System engineers aren't sure how many transponders are needed to deliver both prepackaged and live programming. Even if original programming grows by 7 percent a year an aggressive figure, Kutzner notes the network could use half as many transponders as it does today, or fewer.
As Kutzner travels around the country updating pubTV professionals about interconnection (he's giving two talks at this week's PBS annual meeting in San Francisco), he's already putting his interconnection plan into practice. He's preparing to launch a pilot project, funded by CPB's Digital Distribution Fund, to show how stations will make use of non-real time delivery of programming. Five to 10 stations will be selected to participate.
PBS will reserve space on one of its transponders and establish a permanent connection to stations, providing them with receivers and servers, Kutzner says. Then the network will start beaming content to see how they use it.
Shedding costs
Another major goal of the interconnection project is to reduce costs to the stations. It's likely the project will pay for the servers required at each of the system's roughly 180 licensees. Many already have similar servers.
Kutzner also anticipates that the servers will be able to both capture the programming coming down from the satellite and route it into the broadcast schedule, reducing staff time spent on trafficking videotapes.
Hardware as well as staffing costs are expected to tumble.
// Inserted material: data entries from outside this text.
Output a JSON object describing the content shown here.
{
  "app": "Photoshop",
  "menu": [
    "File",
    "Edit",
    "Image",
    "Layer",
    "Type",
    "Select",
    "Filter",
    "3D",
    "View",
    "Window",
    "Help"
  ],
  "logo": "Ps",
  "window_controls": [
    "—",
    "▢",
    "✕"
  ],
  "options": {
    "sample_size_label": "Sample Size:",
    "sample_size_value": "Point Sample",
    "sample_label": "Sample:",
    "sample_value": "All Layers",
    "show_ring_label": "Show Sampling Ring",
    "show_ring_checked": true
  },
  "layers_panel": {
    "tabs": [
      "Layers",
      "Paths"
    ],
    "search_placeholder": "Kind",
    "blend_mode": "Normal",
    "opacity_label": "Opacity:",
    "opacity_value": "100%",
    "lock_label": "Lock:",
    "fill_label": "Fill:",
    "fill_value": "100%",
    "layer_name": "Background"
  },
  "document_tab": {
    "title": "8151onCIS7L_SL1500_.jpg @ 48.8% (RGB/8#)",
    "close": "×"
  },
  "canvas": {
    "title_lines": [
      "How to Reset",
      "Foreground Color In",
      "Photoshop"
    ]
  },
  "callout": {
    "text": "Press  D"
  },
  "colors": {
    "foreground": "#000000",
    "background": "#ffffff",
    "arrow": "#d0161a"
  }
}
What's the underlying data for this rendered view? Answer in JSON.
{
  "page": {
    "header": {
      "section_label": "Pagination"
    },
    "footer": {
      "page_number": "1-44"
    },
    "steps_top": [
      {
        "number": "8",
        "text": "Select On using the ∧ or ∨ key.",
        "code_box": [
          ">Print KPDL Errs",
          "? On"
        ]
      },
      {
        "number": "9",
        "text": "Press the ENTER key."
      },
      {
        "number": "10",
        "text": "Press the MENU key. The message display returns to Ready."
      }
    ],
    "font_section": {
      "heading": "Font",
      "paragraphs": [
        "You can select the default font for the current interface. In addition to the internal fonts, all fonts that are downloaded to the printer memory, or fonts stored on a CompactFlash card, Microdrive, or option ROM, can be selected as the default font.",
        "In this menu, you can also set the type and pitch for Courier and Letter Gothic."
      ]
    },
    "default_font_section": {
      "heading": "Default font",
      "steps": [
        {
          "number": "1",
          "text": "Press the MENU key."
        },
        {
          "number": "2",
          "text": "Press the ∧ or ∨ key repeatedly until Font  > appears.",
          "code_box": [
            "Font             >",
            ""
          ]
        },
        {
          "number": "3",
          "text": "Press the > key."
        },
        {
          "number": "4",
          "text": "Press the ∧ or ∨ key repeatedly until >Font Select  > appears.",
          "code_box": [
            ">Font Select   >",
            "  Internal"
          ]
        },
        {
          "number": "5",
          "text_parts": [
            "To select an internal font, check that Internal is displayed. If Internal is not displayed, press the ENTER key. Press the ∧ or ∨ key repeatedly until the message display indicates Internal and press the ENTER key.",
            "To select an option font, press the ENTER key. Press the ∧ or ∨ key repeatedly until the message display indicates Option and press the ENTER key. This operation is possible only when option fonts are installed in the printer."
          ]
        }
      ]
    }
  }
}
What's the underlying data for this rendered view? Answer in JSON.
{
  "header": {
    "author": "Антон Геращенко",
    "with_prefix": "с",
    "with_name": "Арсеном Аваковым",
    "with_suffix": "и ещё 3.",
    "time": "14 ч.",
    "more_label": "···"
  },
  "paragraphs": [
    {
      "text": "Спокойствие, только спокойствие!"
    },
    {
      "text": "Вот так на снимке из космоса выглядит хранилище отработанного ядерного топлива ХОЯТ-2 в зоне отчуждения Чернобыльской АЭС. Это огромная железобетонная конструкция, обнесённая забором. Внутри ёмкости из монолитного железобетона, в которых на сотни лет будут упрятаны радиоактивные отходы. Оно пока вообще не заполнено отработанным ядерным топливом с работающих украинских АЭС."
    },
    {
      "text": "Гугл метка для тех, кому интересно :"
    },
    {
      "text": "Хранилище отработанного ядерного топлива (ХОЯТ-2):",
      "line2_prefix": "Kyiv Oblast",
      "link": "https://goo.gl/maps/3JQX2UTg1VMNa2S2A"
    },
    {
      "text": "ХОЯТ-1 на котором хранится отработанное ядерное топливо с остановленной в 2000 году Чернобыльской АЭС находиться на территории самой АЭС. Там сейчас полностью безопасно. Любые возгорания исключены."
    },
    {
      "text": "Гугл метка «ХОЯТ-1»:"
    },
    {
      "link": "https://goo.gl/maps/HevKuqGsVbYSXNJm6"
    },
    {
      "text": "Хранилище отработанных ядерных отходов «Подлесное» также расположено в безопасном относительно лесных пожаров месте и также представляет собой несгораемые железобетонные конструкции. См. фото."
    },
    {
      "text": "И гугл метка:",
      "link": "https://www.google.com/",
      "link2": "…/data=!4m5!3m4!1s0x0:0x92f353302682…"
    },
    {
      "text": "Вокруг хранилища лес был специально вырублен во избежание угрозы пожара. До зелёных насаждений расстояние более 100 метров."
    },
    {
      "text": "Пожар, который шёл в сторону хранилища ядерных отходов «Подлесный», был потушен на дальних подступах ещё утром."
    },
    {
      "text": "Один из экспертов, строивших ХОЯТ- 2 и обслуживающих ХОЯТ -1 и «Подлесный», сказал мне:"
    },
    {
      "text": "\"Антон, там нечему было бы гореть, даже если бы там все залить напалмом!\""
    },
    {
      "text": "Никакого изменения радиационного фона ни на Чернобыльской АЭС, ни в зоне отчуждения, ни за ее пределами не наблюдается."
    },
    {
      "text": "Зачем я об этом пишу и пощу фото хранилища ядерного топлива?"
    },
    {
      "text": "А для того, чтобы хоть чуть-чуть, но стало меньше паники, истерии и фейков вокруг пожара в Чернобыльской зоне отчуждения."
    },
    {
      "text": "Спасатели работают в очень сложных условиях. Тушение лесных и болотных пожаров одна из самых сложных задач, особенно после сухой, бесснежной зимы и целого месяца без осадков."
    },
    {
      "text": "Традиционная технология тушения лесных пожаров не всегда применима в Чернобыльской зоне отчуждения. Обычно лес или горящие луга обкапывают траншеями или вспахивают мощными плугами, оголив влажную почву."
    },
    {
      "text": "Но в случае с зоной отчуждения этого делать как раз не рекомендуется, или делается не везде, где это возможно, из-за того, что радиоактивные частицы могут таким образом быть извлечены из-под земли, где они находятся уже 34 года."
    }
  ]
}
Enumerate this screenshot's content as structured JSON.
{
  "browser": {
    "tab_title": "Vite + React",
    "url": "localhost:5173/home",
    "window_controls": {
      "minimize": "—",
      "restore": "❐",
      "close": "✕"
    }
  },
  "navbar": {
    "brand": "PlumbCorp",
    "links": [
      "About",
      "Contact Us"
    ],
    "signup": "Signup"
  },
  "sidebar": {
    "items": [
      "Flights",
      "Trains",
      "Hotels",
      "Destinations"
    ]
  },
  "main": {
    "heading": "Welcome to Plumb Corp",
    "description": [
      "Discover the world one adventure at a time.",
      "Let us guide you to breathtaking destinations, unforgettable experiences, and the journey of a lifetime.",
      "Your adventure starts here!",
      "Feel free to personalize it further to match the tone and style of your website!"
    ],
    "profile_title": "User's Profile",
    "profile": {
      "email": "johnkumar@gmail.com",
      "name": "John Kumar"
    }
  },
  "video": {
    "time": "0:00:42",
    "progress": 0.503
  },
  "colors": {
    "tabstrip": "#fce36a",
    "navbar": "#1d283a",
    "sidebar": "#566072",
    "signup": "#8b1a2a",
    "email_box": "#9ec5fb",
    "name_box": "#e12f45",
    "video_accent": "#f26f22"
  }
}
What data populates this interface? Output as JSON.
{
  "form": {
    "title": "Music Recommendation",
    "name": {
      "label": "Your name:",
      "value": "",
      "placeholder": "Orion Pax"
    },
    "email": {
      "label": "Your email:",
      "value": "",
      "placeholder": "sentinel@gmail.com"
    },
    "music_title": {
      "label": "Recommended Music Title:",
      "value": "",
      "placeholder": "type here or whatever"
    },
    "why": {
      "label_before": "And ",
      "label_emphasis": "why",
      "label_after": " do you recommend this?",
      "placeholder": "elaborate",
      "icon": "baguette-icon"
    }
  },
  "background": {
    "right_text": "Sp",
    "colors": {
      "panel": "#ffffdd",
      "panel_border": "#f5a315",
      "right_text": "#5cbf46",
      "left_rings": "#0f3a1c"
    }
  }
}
Costs for digital storage are declining by 50 percent a year. By 2006, Kutzner believes, even a common PC will hold the equivalent of 200 hours of digital high- and standard-definition programming, or two days' worth of material.
Opportunities for new revenue are also expanding. Some stations envision a pay-per-view future for public TV using new server technology with cheap storage capacity. A viewer wanting to download an entire season of American Experience could simply tap into a station's server and, for a fee, get every episode copied to her digital TV set.
In the future, viewers will want functionality, says Jeff Clarke, president of KQED in San Francisco and chair of the Technology and Distribution Committee. The new system could allow viewers to "pull" content from public TV stations.
With an eye toward new applications, Kutzner and colleagues are designing the interconnection as an open platform so it can easily mesh with new technologies. PBS engineers are planning a system that can feed programs to individual stations as well as multistation facilities Advanced Digital Distribution Entities (ADDE) which will store and package programs for broadcast on groups of stations.
While ADDEs aren't specifically designed to move programming around, says Dennis Haarsager, g.m. of KWSU in Pullman, Wash., they can operate nicely within the proposed interconnection architecture.
Haarsager, vice chair of the PBS Technology and Distribution Committee, is developing a Northwest ADDE interconnecting the public TV stations in that region of the country.
Haarsager believes that a terrestrial interconnection could work if all stations were grouped into ADDEs, but too many stations operate as "lone wolves" for that to happen. "At this time, it's just too difficult and speculative to build a national connection system around the ADDE," he says.
Similarly, the new interconnection system isn't placing too many bets on Internet2, the high-speed communications backbone used by major research universities. Internet2 is capable of delivering high-definition programming in real time.
Kutzner says Internet2 could carry a heavy payload, but questions linger about the cost of bandwidth. Although Internet2 operators have worked with public TV stations on demonstrations of HD delivery, there's no consensus on how that relationship will unfold.